Each hole on a golf course has a par which is the standard score for each hole. The par is determined by the length of the hole from the tee to the putting green. Each hole is assigned a number of shots it should take to complete the hole. Each hole is rated as a par-3, par-4 or par-5. The course par is the sum of the pars of each hole.


The Parts of a Hole


Tee Box or Teeing Ground

The tee box or teeing ground is where play for each hole begins. This area has a flat surface to allow golfers a clean tee shot.


The Fairway

The fairway is the neatly maintained grass that runs between the tee box and the green. Usually spanning anywhere from 30 to 50 metres in length, the fairway is the ideal landing area for shots off the tee. Fairways are always included on holes with a par-3 or par-4.


The Green

The green is the smooth grassy area at the end of the fairway prepared for putting. Each green has a flagstick (pin) and a hole (cup). The grass on a green is cut short enough to allow the ball to roll easily when a golfer is putting. The green has slightly longer grass on its edges called the fringe. Players need to learn to ‘read’ the green as the condition of the grass can determine how the ball will roll towards the hole. If the green is firm and dry then the ball will roll quickly, if the green is wet then the ball will roll slowly.


The Rough

The rough borders the fairway and has taller, coarser grass. A rough can also contain plants and other vegetation that makes hitting the ball a lot more difficult. Playing the ball out of the rough can make play unpredictable and challenging. It’s advisable to keep your golf ball out of the rough!



Hazards are anything on the golf course that can interfere with a player’s game and be hazardous to their score. The two types of hazards are bunkers and water.


Bunkers are concave areas on the golf course containing sand. They line the fairway or surround the putting green.

Water hazards include lakes, ponds, rivers, creeks and in some cases the ocean where a course is on the coast.


Other Information

While the holes are the most important part of the golf course, most golf courses will also have a pro shop or bar area (commonly referred to as the 19th hole!) on the grounds.

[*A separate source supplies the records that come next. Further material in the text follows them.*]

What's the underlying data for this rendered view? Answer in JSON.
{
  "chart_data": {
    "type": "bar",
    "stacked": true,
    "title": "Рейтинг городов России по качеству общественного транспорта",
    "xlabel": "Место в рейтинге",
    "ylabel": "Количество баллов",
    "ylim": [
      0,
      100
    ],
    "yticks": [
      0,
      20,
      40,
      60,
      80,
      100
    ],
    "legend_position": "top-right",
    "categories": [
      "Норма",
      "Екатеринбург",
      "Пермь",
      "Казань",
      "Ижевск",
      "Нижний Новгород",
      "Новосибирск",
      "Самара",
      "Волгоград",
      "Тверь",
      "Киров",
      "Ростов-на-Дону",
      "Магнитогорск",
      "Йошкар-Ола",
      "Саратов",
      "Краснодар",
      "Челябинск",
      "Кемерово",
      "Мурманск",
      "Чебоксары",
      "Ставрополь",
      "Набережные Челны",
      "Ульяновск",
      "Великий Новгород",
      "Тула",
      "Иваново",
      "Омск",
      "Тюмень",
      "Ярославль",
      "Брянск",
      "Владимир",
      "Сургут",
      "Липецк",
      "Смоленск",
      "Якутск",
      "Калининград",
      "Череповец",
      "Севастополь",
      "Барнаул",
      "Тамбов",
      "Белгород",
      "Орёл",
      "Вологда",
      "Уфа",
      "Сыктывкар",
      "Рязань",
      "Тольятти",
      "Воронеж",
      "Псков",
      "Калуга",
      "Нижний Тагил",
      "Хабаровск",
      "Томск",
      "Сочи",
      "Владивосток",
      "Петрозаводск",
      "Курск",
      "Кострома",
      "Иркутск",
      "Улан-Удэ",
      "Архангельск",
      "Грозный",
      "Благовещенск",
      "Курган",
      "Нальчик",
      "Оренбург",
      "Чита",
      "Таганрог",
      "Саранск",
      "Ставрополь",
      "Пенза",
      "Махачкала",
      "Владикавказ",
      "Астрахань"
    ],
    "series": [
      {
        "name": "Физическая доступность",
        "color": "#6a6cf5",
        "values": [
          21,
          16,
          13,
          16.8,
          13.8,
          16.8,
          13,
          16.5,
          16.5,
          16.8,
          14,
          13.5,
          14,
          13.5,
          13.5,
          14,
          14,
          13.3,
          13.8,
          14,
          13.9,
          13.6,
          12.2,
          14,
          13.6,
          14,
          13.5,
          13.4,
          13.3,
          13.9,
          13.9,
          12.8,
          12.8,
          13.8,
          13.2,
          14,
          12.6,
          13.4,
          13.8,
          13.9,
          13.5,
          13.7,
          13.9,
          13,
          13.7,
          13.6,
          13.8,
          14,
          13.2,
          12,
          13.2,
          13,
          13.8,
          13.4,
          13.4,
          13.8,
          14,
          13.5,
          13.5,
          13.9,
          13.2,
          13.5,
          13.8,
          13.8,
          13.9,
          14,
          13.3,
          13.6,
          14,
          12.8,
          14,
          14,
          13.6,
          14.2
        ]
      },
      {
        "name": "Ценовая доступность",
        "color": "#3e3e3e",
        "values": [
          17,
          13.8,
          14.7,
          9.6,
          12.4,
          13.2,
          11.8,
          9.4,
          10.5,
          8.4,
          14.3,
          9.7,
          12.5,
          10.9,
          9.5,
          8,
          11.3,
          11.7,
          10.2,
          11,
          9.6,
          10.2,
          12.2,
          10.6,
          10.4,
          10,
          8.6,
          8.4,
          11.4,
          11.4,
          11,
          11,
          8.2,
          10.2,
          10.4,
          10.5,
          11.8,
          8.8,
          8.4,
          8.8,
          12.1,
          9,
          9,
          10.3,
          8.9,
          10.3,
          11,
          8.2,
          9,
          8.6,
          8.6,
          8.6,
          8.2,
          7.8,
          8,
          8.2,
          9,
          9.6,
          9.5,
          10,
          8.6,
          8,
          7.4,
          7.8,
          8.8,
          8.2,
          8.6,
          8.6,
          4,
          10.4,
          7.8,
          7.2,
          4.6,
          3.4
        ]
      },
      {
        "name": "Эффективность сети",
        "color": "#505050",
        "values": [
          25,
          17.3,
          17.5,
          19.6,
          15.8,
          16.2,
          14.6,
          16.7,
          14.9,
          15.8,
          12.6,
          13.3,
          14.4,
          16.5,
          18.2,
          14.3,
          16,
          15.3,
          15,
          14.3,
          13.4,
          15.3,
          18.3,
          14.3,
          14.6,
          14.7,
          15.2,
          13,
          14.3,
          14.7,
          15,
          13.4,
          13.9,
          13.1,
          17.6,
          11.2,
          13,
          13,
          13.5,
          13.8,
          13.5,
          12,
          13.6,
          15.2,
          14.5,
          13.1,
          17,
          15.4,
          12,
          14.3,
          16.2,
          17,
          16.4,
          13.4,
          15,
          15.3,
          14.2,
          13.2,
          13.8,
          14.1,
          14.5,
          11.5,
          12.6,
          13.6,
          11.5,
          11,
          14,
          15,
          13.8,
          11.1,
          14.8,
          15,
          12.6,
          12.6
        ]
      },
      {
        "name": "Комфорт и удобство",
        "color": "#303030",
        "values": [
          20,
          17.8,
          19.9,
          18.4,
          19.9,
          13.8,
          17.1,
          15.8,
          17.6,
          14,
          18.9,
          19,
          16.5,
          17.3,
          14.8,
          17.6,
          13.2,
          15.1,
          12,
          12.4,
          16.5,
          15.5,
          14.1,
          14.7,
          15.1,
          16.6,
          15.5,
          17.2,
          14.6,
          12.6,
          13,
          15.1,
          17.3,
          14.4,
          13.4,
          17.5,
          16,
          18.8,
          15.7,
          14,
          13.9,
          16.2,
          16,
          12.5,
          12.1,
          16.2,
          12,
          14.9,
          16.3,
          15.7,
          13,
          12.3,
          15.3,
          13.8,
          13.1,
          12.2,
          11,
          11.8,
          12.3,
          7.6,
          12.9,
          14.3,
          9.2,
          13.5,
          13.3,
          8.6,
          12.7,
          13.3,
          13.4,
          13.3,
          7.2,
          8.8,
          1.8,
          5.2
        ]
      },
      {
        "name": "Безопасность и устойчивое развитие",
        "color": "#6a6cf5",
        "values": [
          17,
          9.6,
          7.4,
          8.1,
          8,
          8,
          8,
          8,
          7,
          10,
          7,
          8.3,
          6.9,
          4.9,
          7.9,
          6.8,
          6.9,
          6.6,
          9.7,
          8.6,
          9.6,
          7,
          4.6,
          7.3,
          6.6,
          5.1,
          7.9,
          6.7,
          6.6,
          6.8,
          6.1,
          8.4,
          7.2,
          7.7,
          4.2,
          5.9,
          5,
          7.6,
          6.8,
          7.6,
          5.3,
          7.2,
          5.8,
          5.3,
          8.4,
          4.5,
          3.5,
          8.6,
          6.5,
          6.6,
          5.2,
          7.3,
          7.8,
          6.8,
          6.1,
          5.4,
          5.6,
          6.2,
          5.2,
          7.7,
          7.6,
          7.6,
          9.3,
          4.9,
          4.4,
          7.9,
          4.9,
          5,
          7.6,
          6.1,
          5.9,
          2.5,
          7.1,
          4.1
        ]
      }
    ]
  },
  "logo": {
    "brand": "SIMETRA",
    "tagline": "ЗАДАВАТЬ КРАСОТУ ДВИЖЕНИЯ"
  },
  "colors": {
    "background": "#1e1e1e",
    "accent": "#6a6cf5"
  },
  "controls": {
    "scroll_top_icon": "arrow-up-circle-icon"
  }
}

Other interesting facts about golf courses

There are nearly 40,000 golf courses in the world. Australia has just over 1,600 golf courses.


The first golf course was The Old Course at St Andrews in Scotland. Considered the oldest golf course in the world, it is commonly known as ‘The Home of Golf.’


A specialty within landscape design or landscape architecture, golf course architecture is actually considered a separate field of study. Professional golfers such as Jack Nicklaus also feature among golf course designers.